# Constructing a complex structure on $S^2$

By definition of complex manifold, a complex manifold is a manifold with holomorphic charts $U \to D^2 \subseteq \mathbb C$.

I want to define a complex structure on $S^2$.

Can you tell me if this is correct?

Let $D^+$ and $D^-$ denote $S^2-S$ and $S^2 -N$ respectively where $S,N$ are the north and south pole. Define charts $f_+$ and $f_-$ in the obvious way: map $D^+$ and $D^-$ homeomorphically to the open unit disk. Then $\{(D^+,f_+), (D^-, f_-)\}$ is a complex atlas (complex structure) for $S^2$.

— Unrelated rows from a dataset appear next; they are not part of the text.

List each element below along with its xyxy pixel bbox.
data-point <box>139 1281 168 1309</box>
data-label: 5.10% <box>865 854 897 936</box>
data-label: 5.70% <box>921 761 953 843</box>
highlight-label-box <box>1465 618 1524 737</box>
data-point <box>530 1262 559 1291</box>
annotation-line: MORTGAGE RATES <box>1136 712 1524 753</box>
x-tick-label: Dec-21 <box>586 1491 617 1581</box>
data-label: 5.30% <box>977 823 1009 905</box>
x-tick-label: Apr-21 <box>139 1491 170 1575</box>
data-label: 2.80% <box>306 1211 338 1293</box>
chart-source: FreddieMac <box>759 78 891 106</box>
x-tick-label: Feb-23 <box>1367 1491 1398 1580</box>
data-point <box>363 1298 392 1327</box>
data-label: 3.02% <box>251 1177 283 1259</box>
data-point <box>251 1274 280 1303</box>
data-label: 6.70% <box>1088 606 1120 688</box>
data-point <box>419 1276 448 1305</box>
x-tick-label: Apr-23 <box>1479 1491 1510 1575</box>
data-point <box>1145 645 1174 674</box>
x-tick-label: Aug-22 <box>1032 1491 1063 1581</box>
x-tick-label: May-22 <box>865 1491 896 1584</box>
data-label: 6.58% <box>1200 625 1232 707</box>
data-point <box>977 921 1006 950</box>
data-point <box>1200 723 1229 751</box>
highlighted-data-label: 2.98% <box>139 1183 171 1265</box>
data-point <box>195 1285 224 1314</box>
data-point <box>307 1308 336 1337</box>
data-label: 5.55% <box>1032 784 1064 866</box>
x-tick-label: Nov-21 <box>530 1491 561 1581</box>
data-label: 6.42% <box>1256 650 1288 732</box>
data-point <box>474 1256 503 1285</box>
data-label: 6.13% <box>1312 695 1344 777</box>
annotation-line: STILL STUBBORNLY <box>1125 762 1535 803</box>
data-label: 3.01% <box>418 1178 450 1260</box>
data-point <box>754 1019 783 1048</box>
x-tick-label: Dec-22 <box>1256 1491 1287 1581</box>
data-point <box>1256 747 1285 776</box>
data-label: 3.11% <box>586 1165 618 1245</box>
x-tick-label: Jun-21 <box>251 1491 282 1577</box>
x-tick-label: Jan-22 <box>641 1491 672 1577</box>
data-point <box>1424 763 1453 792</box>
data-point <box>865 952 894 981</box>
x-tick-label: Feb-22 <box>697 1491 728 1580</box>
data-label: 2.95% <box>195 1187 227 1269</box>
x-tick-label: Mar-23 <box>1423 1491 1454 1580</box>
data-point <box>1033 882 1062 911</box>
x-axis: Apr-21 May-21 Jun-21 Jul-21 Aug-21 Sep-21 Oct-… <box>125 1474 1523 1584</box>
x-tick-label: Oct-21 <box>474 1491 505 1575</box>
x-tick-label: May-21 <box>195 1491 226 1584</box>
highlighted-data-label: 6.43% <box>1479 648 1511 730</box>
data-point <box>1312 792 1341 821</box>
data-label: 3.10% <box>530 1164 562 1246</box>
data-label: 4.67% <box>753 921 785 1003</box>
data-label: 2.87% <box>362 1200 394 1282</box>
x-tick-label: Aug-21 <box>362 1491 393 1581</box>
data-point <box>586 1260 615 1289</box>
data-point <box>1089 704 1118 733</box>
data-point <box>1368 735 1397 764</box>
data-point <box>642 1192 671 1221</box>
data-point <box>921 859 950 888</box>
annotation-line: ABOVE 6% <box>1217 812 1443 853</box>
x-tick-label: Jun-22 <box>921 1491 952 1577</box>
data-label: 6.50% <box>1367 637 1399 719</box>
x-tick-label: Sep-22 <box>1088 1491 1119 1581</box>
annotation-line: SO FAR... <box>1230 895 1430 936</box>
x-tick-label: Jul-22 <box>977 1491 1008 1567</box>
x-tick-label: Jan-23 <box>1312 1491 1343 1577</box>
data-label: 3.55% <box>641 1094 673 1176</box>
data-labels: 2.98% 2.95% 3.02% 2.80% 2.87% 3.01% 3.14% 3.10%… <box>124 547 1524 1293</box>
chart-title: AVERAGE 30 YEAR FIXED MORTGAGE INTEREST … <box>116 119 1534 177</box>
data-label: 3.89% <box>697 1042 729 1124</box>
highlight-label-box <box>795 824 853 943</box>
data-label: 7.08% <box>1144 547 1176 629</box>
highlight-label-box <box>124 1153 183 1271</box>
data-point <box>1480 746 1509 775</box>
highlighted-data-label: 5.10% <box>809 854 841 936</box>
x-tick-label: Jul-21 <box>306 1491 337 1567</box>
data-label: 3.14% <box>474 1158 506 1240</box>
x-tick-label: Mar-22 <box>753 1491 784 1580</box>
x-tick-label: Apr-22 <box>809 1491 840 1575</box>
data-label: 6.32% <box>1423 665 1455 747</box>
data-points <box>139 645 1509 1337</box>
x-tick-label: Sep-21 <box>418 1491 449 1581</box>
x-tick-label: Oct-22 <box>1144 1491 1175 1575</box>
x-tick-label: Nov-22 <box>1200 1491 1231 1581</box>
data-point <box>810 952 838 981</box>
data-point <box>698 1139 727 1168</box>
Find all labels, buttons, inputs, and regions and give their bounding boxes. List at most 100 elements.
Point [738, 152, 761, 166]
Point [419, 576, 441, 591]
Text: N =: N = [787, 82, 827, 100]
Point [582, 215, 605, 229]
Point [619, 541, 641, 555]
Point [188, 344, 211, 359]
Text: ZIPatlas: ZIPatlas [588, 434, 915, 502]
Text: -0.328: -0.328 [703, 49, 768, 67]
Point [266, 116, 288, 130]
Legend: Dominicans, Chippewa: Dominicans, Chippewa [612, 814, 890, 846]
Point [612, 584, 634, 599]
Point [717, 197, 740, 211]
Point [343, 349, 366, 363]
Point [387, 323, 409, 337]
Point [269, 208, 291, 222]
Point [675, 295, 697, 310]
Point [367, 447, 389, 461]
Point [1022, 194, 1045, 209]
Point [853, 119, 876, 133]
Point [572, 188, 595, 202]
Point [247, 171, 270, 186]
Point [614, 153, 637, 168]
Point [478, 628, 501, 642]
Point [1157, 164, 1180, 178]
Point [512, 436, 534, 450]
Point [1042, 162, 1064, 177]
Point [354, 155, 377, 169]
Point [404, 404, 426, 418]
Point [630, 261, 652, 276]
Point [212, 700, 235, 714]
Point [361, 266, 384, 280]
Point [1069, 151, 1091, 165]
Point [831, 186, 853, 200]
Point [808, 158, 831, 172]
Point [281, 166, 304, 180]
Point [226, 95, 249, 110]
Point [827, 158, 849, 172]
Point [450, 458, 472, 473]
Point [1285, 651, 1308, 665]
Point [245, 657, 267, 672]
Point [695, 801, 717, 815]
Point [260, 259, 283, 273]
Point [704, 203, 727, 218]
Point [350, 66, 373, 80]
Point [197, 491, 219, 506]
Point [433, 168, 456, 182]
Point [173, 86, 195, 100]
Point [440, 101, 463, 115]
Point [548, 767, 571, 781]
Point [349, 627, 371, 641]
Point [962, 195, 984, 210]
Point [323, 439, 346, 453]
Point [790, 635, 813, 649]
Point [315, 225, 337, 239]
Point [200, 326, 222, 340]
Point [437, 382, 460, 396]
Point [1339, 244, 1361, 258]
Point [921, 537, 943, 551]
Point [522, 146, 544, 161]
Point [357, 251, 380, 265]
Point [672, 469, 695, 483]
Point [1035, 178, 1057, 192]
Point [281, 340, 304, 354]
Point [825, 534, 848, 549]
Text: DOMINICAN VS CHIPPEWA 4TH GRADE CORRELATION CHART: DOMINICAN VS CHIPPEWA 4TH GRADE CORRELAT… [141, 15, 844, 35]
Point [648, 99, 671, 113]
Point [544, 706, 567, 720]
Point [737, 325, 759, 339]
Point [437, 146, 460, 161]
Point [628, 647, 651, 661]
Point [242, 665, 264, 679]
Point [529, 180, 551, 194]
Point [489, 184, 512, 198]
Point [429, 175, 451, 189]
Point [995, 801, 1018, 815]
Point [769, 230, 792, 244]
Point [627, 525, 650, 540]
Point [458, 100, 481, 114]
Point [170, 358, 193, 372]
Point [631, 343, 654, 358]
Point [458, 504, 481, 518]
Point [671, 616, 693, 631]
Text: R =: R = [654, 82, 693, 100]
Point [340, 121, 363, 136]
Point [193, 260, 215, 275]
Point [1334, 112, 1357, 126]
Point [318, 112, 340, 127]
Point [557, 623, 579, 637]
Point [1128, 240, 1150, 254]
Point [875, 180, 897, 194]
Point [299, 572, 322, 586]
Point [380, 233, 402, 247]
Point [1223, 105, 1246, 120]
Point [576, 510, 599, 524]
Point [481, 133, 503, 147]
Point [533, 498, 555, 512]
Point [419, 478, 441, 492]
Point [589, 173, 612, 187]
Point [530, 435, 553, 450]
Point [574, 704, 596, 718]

• Have you computed the transition functions? You'll need to know the maps $f_{\pm}$ explicitly. – Michael Albanese Dec 30 '14 at 2:43
• You did not specify which homeomorphisms you chose. Wrong choice will not give you a complex structure. – Moishe Kohan Dec 30 '14 at 2:44
• @studiosus I am unsure about how to write down the maps. They look like identity maps... can I choose $F_\pm$ to be the identity maps? Then it would be easy to prove that the transition maps are holomorphic. – a student Dec 30 '14 at 2:45
• You have to decide how do you describe the sphere. There are at least three standard ways, in neither one of them your charts will be the identity maps. – Moishe Kohan Dec 30 '14 at 2:48
• "Neither" means "none". In other words, you will not get identity transition maps in any of the three standard models. – Moishe Kohan Dec 30 '14 at 3:00

I'm going to suggest that you choose the chart that sends $P = (x, y, t)$ in $S^2 - S$ to the intersection $z$ of the segment $SP$ with the $t = 0$ plane. Do the same for the $S^2 - N$, but throw in a conjugate. Those are your charts $f_{\pm}$. Now write out the transition function, which should end up being something like $z \mapsto \frac{1}{z}$.
• Thank you but if the transition maps are ${1\over z}$ then that's terrible, they are not holomorphic. The comment above by studiosus seems to say that the transition maps should be the identity maps. Am I misunderstanding something? – a student Dec 30 '14 at 2:52
• @astudent The transition maps are $\frac{1}{z}$, and these are holomorphic where they are defined. You omit "0" from the domain of each one. – Steven Gubkin Dec 30 '14 at 2:59
• I should have said "and the transition functions will be holomorphic on their domains, which are $\mathbb C - \{0\}$ in each case." – John Hughes Dec 30 '14 at 3:01
Look up the standard homeomorphism you get by removing the "point at infinity" in $S^2$ and the complex plane. Two charts using this homeomorphism are enough to give you the complex manifold charts.